To be a subsingleton eliminator, an inductive declaration must be an inductive prop, must not be a mutual or nested inductive, must have exactly one constructor, and the sole constructor must take only the type's parameters as arguments (it cannot "hide" any information that isn't fully captured in its type signature).
For example, the value of any element of the type Eq Char 'x' is fully determined just by its type, because all elements of this type are identical.
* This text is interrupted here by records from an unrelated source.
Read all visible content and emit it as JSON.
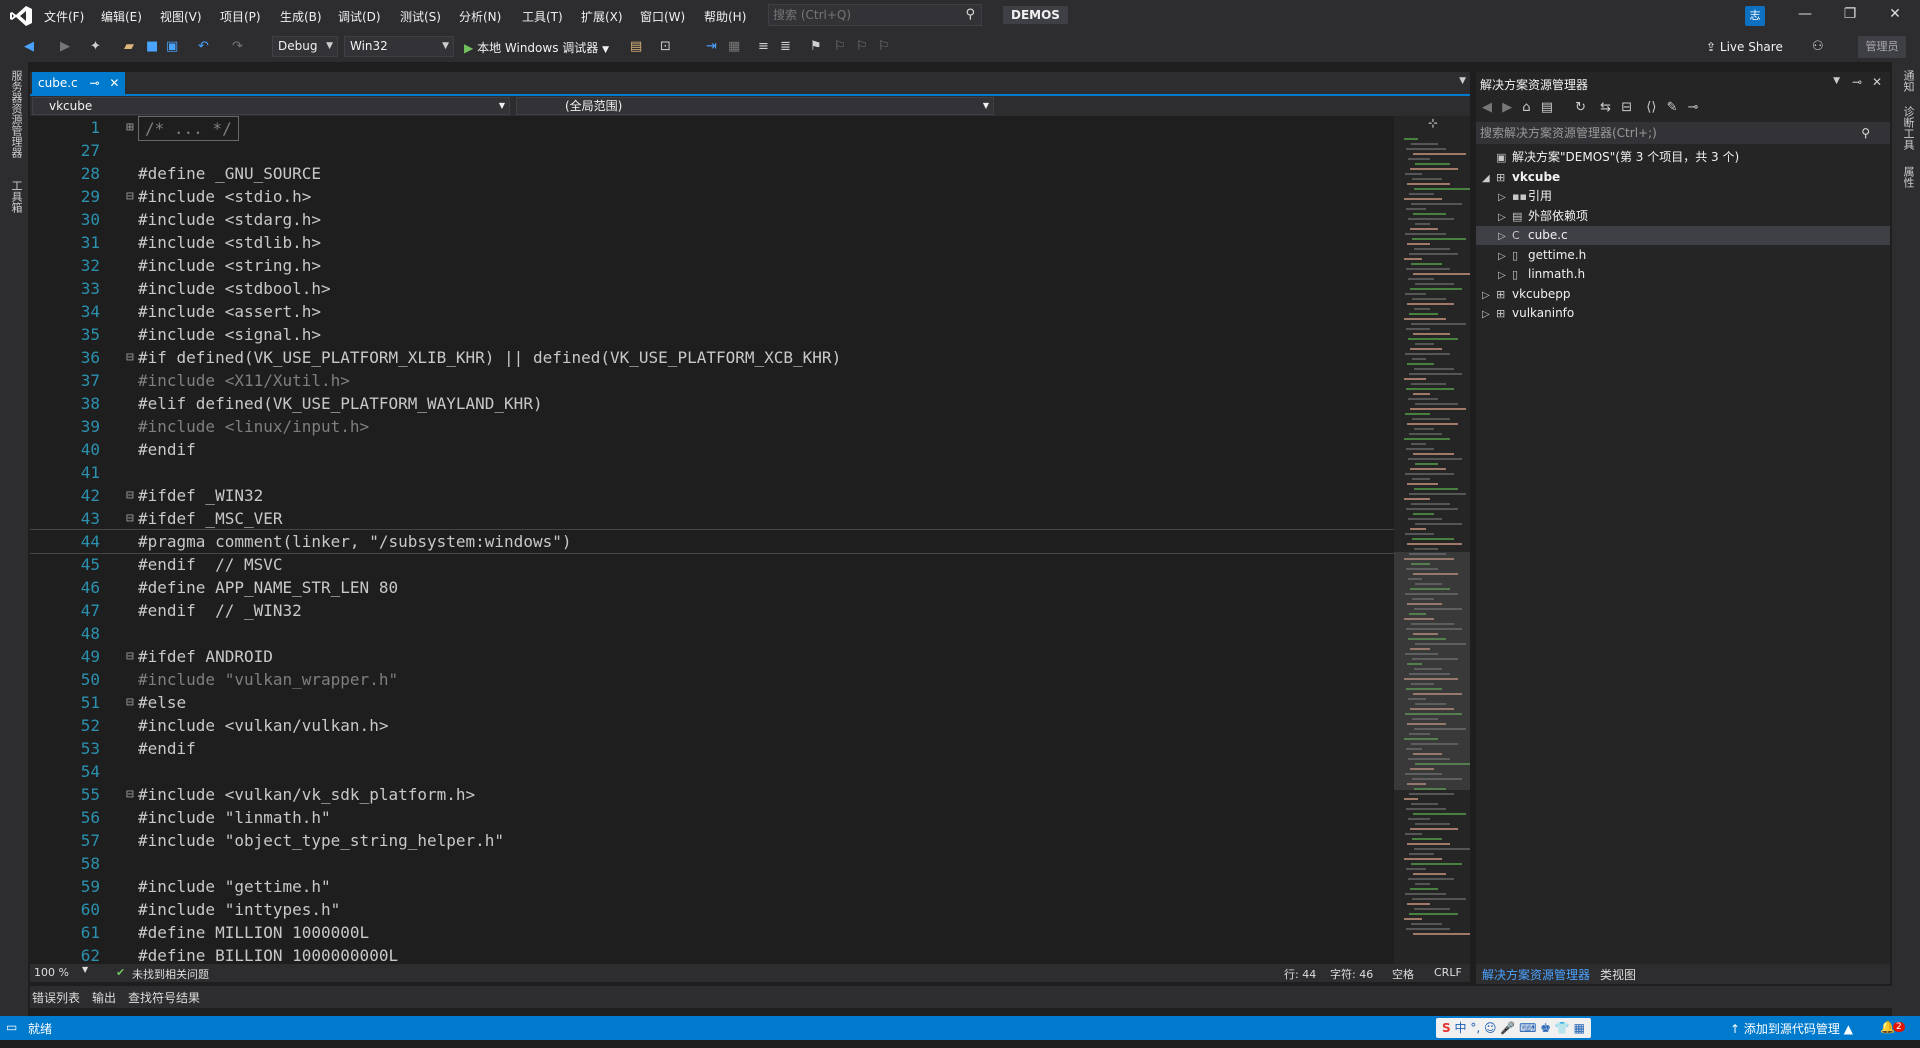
{
  "menu": {
    "items": [
      "文件(F)",
      "编辑(E)",
      "视图(V)",
      "项目(P)",
      "生成(B)",
      "调试(D)",
      "测试(S)",
      "分析(N)",
      "工具(T)",
      "扩展(X)",
      "窗口(W)",
      "帮助(H)"
    ],
    "search_placeholder": "搜索 (Ctrl+Q)",
    "solution_name": "DEMOS",
    "user_initial": "志"
  },
  "toolbar": {
    "config": "Debug",
    "platform": "Win32",
    "run_label": "本地 Windows 调试器",
    "live_share": "Live Share",
    "admin": "管理员"
  },
  "left_strip": {
    "items": [
      "服务器资源管理器",
      "工具箱"
    ]
  },
  "right_strip": {
    "items": [
      "通知",
      "诊断工具",
      "属性"
    ]
  },
  "editor": {
    "tab_name": "cube.c",
    "nav_project": "vkcube",
    "nav_scope": "(全局范围)",
    "lines": [
      {
        "n": "1",
        "fold": "⊞",
        "text": "/* ... */",
        "cls": "dim"
      },
      {
        "n": "27",
        "fold": "",
        "text": "",
        "cls": ""
      },
      {
        "n": "28",
        "fold": "",
        "text": "#define _GNU_SOURCE",
        "cls": "pp"
      },
      {
        "n": "29",
        "fold": "⊟",
        "text": "#include <stdio.h>",
        "cls": "pp"
      },
      {
        "n": "30",
        "fold": "",
        "text": "#include <stdarg.h>",
        "cls": "pp"
      },
      {
        "n": "31",
        "fold": "",
        "text": "#include <stdlib.h>",
        "cls": "pp"
      },
      {
        "n": "32",
        "fold": "",
        "text": "#include <string.h>",
        "cls": "pp"
      },
      {
        "n": "33",
        "fold": "",
        "text": "#include <stdbool.h>",
        "cls": "pp"
      },
      {
        "n": "34",
        "fold": "",
        "text": "#include <assert.h>",
        "cls": "pp"
      },
      {
        "n": "35",
        "fold": "",
        "text": "#include <signal.h>",
        "cls": "pp"
      },
      {
        "n": "36",
        "fold": "⊟",
        "text": "#if defined(VK_USE_PLATFORM_XLIB_KHR) || defined(VK_USE_PLATFORM_XCB_KHR)",
        "cls": "pp"
      },
      {
        "n": "37",
        "fold": "",
        "text": "#include <X11/Xutil.h>",
        "cls": "dim"
      },
      {
        "n": "38",
        "fold": "",
        "text": "#elif defined(VK_USE_PLATFORM_WAYLAND_KHR)",
        "cls": "pp"
      },
      {
        "n": "39",
        "fold": "",
        "text": "#include <linux/input.h>",
        "cls": "dim"
      },
      {
        "n": "40",
        "fold": "",
        "text": "#endif",
        "cls": "pp"
      },
      {
        "n": "41",
        "fold": "",
        "text": "",
        "cls": ""
      },
      {
        "n": "42",
        "fold": "⊟",
        "text": "#ifdef _WIN32",
        "cls": "pp"
      },
      {
        "n": "43",
        "fold": "⊟",
        "text": "#ifdef _MSC_VER",
        "cls": "pp"
      },
      {
        "n": "44",
        "fold": "",
        "text": "#pragma comment(linker, \"/subsystem:windows\")",
        "cls": "pp"
      },
      {
        "n": "45",
        "fold": "",
        "text": "#endif  // MSVC",
        "cls": "pp"
      },
      {
        "n": "46",
        "fold": "",
        "text": "#define APP_NAME_STR_LEN 80",
        "cls": "pp"
      },
      {
        "n": "47",
        "fold": "",
        "text": "#endif  // _WIN32",
        "cls": "pp"
      },
      {
        "n": "48",
        "fold": "",
        "text": "",
        "cls": ""
      },
      {
        "n": "49",
        "fold": "⊟",
        "text": "#ifdef ANDROID",
        "cls": "pp"
      },
      {
        "n": "50",
        "fold": "",
        "text": "#include \"vulkan_wrapper.h\"",
        "cls": "dim"
      },
      {
        "n": "51",
        "fold": "⊟",
        "text": "#else",
        "cls": "pp"
      },
      {
        "n": "52",
        "fold": "",
        "text": "#include <vulkan/vulkan.h>",
        "cls": "pp"
      },
      {
        "n": "53",
        "fold": "",
        "text": "#endif",
        "cls": "pp"
      },
      {
        "n": "54",
        "fold": "",
        "text": "",
        "cls": ""
      },
      {
        "n": "55",
        "fold": "⊟",
        "text": "#include <vulkan/vk_sdk_platform.h>",
        "cls": "pp"
      },
      {
        "n": "56",
        "fold": "",
        "text": "#include \"linmath.h\"",
        "cls": "pp"
      },
      {
        "n": "57",
        "fold": "",
        "text": "#include \"object_type_string_helper.h\"",
        "cls": "pp"
      },
      {
        "n": "58",
        "fold": "",
        "text": "",
        "cls": ""
      },
      {
        "n": "59",
        "fold": "",
        "text": "#include \"gettime.h\"",
        "cls": "pp"
      },
      {
        "n": "60",
        "fold": "",
        "text": "#include \"inttypes.h\"",
        "cls": "pp"
      },
      {
        "n": "61",
        "fold": "",
        "text": "#define MILLION 1000000L",
        "cls": "pp"
      },
      {
        "n": "62",
        "fold": "",
        "text": "#define BILLION 1000000000L",
        "cls": "pp"
      }
    ],
    "zoom": "100 %",
    "issues": "未找到相关问题",
    "row": "行: 44",
    "col": "字符: 46",
    "spaces": "空格",
    "eol": "CRLF"
  },
  "solution_explorer": {
    "title": "解决方案资源管理器",
    "search_placeholder": "搜索解决方案资源管理器(Ctrl+;)",
    "tree": [
      {
        "label": "解决方案\"DEMOS\"(第 3 个项目，共 3 个)",
        "depth": 0,
        "exp": "",
        "icon": "▣",
        "bold": false
      },
      {
        "label": "vkcube",
        "depth": 0,
        "exp": "◢",
        "icon": "⊞",
        "bold": true
      },
      {
        "label": "引用",
        "depth": 1,
        "exp": "▷",
        "icon": "▪▪",
        "bold": false
      },
      {
        "label": "外部依赖项",
        "depth": 1,
        "exp": "▷",
        "icon": "▤",
        "bold": false
      },
      {
        "label": "cube.c",
        "depth": 1,
        "exp": "▷",
        "icon": "C",
        "bold": false
      },
      {
        "label": "gettime.h",
        "depth": 1,
        "exp": "▷",
        "icon": "▯",
        "bold": false
      },
      {
        "label": "linmath.h",
        "depth": 1,
        "exp": "▷",
        "icon": "▯",
        "bold": false
      },
      {
        "label": "vkcubepp",
        "depth": 0,
        "exp": "▷",
        "icon": "⊞",
        "bold": false
      },
      {
        "label": "vulkaninfo",
        "depth": 0,
        "exp": "▷",
        "icon": "⊞",
        "bold": false
      }
    ],
    "tabs": [
      "解决方案资源管理器",
      "类视图"
    ]
  },
  "bottom_tabs": [
    "错误列表",
    "输出",
    "查找符号结果"
  ],
  "status": {
    "ready": "就绪",
    "source_control": "添加到源代码管理",
    "ime": "中",
    "notifications": "2"
  },
  "colors": {
    "accent": "#007acc",
    "background": "#1e1e1e",
    "chrome": "#2d2d30"
  }
}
If iota reduction finds a major premise which is a subsingleton eliminator, it is permissible to substitute the major premise for an application of the type's constructor, because that is the only element the free variable could actually be. For example, a major premise which is a free variable of type Eq Char 'a' may be substituted for an explicitly constructed Eq.refl Char 'a'.
Getting to the nuts and bolts, if we neglected to look for and apply k-like reduction, free variables that are subsingleton eliminators would fail to identify the corresponding recursor rule, iota reduction would fail, and certain conversions expected to succeed would no longer succeed.
Quot reduction; Quot.ind and Quot.lift
Quot introduces two special cases which need to be handled by the kernel, one for Quot.ind, and one for Quot.lift.
Both Quot.ind and Quot.lift deal with application of a function f to an argument (a : α), where the a is a component of some Quot r, formed with Quot.mk .. a.
To execute the reduction, we need to pull out the argument that is the f element and the argument that is the Quot where we can find (a : α), then apply the function f to a. Finally, we reapply any arguments that were part of some outer expression not related to the invocation of Quot.ind or Quot.lift.
Since this is only a reduction step, we rely on the type checking phases done elsewhere to provide assurances that the expression as a whole is well typed.
The type signatures for Quot.ind and Quot.mk are recreated below, mapping the elements of the telescope to what we should find as the arguments. The elements with a * are the ones we're interested in for reduction.
Quotient primitive Quot.ind.{u} : ∀ {α : Sort u} {r : α → α → Prop}
{β : Quot r → Prop}, (∀ (a : α), β (Quot.mk r a)) → ∀ (q : Quot r), β q
0 |-> {α : Sort u}
1 |-> {r : α → α → Prop}
2 |-> {β : Quot r → Prop}
3* |-> (∀ (a : α), β (Quot.mk r a))
4* |-> (q : Quot r)
...
Quotient primitive Quot.lift.{u, v} : {α : Sort u} →
{r : α → α → Prop} → {β : Sort v} → (f : α → β) →
(∀ (a b : α), r a b → f a = f b) → Quot r → β
0 |-> {α : Sort u}
1 |-> {r : α → α → Prop}
2 |-> {β : Sort v}
3* |-> (f : α → β)
4 |-> (∀ (a b : α), r a b → f a = f b)
5* |-> Quot r
...